The other day I had just hauled my right leg with its bone-on-bone knee into the front passenger seat of the car. The door itself was uncomfortably too far away from my reach to close it, so I was struggling as a pedestrian passing by smilingly and gently pushed it closer to my reach. That was a much-appreciated random act of kindness. And there were two things about that gesture that were kind. (1) He moved the door close enough so I could easily accomplish my goal. (2) He moved it just close enough so I could easily accomplish my goal. 

And that’s the point I’d like to make here. Every time we offer help we are sending the message that help is needed. Sort of like the story of the boy scout who took an old lady’s arm and guided her across the street. Punch line – she didn’t want to cross the street. I don’t want to be a Debbie Downer, but sometimes helping may be an insult – like giving clothing to a poorly dressed person who, from his or her point of view, was doing just fine. 

It may have been ten years ago when I didn’t yet qualify as “old-old” that a dear, kind friend of mine took my arm to help me walk to our mutual goal. Maybe it’s the Swede in me, but I didn’t like it. I still don’t like it when someone implies that I can’t do it myself. But I love that friend and appreciated her generosity, so I told her I was okay on my own and promised that when the time came I would let her know I’d like help. These days I do ask, especially for stepping off a curb.

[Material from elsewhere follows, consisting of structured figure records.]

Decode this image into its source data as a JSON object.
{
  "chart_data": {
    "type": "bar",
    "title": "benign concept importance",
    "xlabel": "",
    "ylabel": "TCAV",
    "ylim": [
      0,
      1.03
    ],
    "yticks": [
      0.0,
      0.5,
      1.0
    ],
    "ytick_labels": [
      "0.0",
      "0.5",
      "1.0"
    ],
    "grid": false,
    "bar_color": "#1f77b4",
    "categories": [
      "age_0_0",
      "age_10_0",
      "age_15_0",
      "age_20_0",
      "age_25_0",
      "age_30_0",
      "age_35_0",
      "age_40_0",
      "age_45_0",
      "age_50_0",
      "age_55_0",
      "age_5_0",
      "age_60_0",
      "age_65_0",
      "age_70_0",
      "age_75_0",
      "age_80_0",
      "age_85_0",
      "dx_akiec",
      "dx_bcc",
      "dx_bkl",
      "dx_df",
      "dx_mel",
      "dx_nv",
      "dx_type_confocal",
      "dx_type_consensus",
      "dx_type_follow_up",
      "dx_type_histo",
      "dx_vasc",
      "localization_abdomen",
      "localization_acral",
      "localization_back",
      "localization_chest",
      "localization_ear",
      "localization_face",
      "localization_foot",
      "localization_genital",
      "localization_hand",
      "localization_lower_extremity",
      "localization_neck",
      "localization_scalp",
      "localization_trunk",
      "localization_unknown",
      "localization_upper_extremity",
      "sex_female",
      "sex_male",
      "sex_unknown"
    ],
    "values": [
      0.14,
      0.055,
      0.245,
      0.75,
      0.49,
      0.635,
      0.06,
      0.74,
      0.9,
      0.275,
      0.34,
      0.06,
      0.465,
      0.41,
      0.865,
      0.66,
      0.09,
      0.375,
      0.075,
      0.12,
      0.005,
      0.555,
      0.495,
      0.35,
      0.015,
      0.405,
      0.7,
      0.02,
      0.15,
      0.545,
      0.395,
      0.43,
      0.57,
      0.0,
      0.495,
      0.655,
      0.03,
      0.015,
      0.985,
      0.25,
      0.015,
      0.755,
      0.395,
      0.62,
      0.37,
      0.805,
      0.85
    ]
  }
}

Or if we need to make progress more rapidly than is possible at my unaided pace. 

I’m trying to make a point beyond my own situation here. It’s just a warning to be careful. Sometimes helpfulness is intrusive. Remember, the unspoken message is “You need help.”  Offering an arm is different from grabbing an arm. Holding a door open doesn’t carry a message of someone’s inferiority. Offering to help someone struggling carrying too many packages carries the message “I’ve been there, and I would have liked help.” But maybe that person sitting alone really is longing for company. Or maybe he’s just enjoying the verbal silence. 

            So, let’s do something kind, not only today but every time the opportunity presents itself. Just let’s be sure it’s kind.